As the last(?) great frothing mess of the 2016 election cycle sputters its way through another set of breaking news alerts and mysterious sources described only as "people familiar with the matter"—truly, the very top ranking of all anonymous claimants—the national news media ends the campaign where it began: In a reflexive, buffoonish race to to the bottom of their brightly painted barrels.
In lieu of actual reportage, cable news — which always needs material to fill its 24-hour mandate — has had to fall back on hours on end of pure speculation. Comey said, in his internal memo, that he was trying to be careful in how he disseminated this information on the eve of an acrimonious election. But he does not seem to have understood that in this era of constant news he created a perfect storm for confusion, misinformation, and — in some sectors — unhinged conspiracy. There is an appalling disconnect on cable news between what has actually been said and what is being implied or perceived, and it is doubling back on itself and expanding. [...]

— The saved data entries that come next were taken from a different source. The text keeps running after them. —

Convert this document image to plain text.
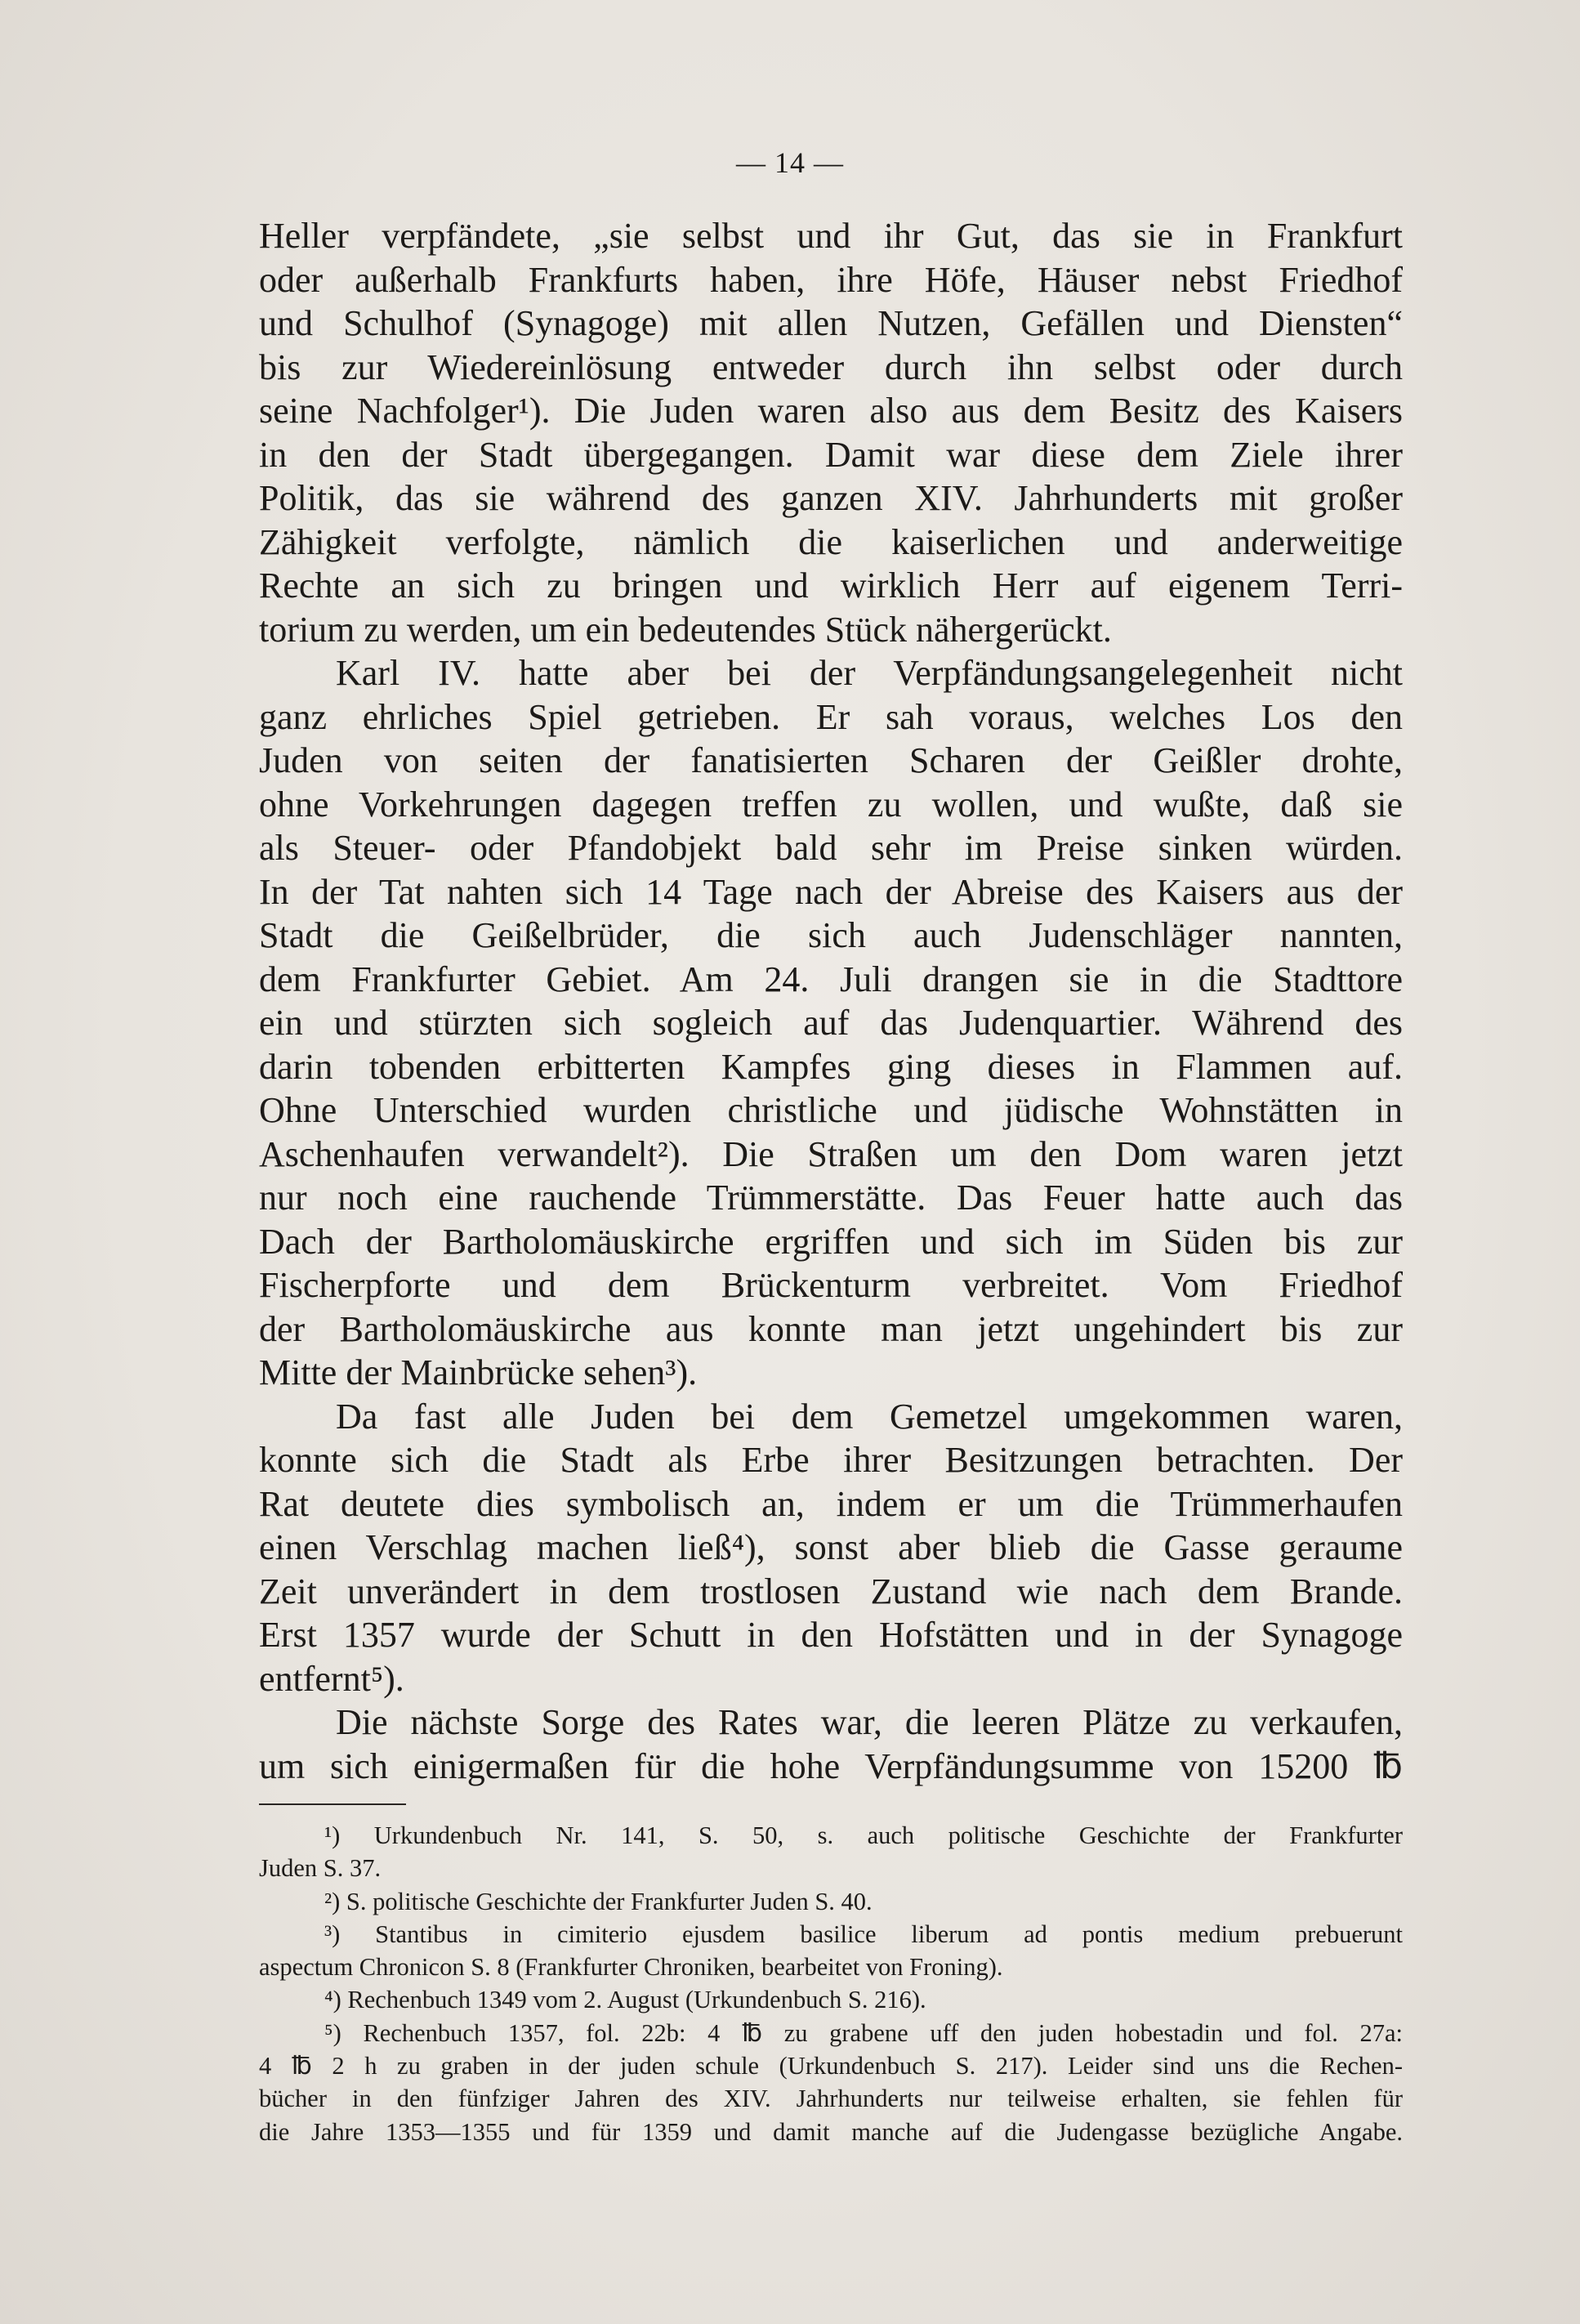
— 14 —
Heller verpfändete, „sie selbst und ihr Gut, das sie in Frankfurt
oder außerhalb Frankfurts haben, ihre Höfe, Häuser nebst Friedhof
und Schulhof (Synagoge) mit allen Nutzen, Gefällen und Diensten“
bis zur Wiedereinlösung entweder durch ihn selbst oder durch
seine Nachfolger¹). Die Juden waren also aus dem Besitz des Kaisers
in den der Stadt übergegangen. Damit war diese dem Ziele ihrer
Politik, das sie während des ganzen XIV. Jahrhunderts mit großer
Zähigkeit verfolgte, nämlich die kaiserlichen und anderweitige
Rechte an sich zu bringen und wirklich Herr auf eigenem Terri-
torium zu werden, um ein bedeutendes Stück nähergerückt.
Karl IV. hatte aber bei der Verpfändungsangelegenheit nicht
ganz ehrliches Spiel getrieben. Er sah voraus, welches Los den
Juden von seiten der fanatisierten Scharen der Geißler drohte,
ohne Vorkehrungen dagegen treffen zu wollen, und wußte, daß sie
als Steuer- oder Pfandobjekt bald sehr im Preise sinken würden.
In der Tat nahten sich 14 Tage nach der Abreise des Kaisers aus der
Stadt die Geißelbrüder, die sich auch Judenschläger nannten,
dem Frankfurter Gebiet. Am 24. Juli drangen sie in die Stadttore
ein und stürzten sich sogleich auf das Judenquartier. Während des
darin tobenden erbitterten Kampfes ging dieses in Flammen auf.
Ohne Unterschied wurden christliche und jüdische Wohnstätten in
Aschenhaufen verwandelt²). Die Straßen um den Dom waren jetzt
nur noch eine rauchende Trümmerstätte. Das Feuer hatte auch das
Dach der Bartholomäuskirche ergriffen und sich im Süden bis zur
Fischerpforte und dem Brückenturm verbreitet. Vom Friedhof
der Bartholomäuskirche aus konnte man jetzt ungehindert bis zur
Mitte der Mainbrücke sehen³).
Da fast alle Juden bei dem Gemetzel umgekommen waren,
konnte sich die Stadt als Erbe ihrer Besitzungen betrachten. Der
Rat deutete dies symbolisch an, indem er um die Trümmerhaufen
einen Verschlag machen ließ⁴), sonst aber blieb die Gasse geraume
Zeit unverändert in dem trostlosen Zustand wie nach dem Brande.
Erst 1357 wurde der Schutt in den Hofstätten und in der Synagoge
entfernt⁵).
Die nächste Sorge des Rates war, die leeren Plätze zu verkaufen,
um sich einigermaßen für die hohe Verpfändungsumme von 15200 ℔
¹) Urkundenbuch Nr. 141, S. 50, s. auch politische Geschichte der Frankfurter
Juden S. 37.
²) S. politische Geschichte der Frankfurter Juden S. 40.
³) Stantibus in cimiterio ejusdem basilice liberum ad pontis medium prebuerunt
aspectum Chronicon S. 8 (Frankfurter Chroniken, bearbeitet von Froning).
⁴) Rechenbuch 1349 vom 2. August (Urkundenbuch S. 216).
⁵) Rechenbuch 1357, fol. 22b: 4 ℔ zu grabene uff den juden hobestadin und fol. 27a:
4 ℔ 2 h zu graben in der juden schule (Urkundenbuch S. 217). Leider sind uns die Rechen-
bücher in den fünfziger Jahren des XIV. Jahrhunderts nur teilweise erhalten, sie fehlen für
die Jahre 1353—1355 und für 1359 und damit manche auf die Judengasse bezügliche Angabe.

10 days away from the resolution of this election, one way or another, the news media is demonstrating serious weakness with reporting uncertainty and ambiguity. At the risk of sounding too naïve about the role of truth in journalism, it would be appreciated if clarity were prized over controversy. But then again, this election has been defined by the breakdown of our best intentions in the Byzantine political-media complex, where time must be filled, takes must be filed, and we as a nation have struggled to wholly apprehend what we have become.
Whatever one may think of Mr. Comey, the effects of his letter were both predictable and inevitable. House Republicans would immediately and blatantly inflate the so-called significance of the move; sources whose motives are described only as being "familiar with the matter" would rush to leak details hinting at the most salacious possible interpretations—including completely implausible ones; journalists who have been repeatedly fooled by those same specious claims by those same specious sources would dutifully report the most theoretically sensational new bits yet again; television's pundits would furrow brows and spend their available air time speculating on the speculations; the hired partisans would once again lie outright with new assertions about how the speculation proved this or that. Nearly all of it would be be debunked, many weeks or months later, but the speculated-upon versions would be still be considered gospel long after the truth was out.
It is inherently dishonest—and a fixture of the cable news model, a multi-network circus in which every clown and trapeze artist must compete with the others for the attention of the crowd. The product is the performance, the props are merely the props. “News” is merely the ball or hoop or pin juggled on this particular day, and it is our own damn fault if we expected any more than that.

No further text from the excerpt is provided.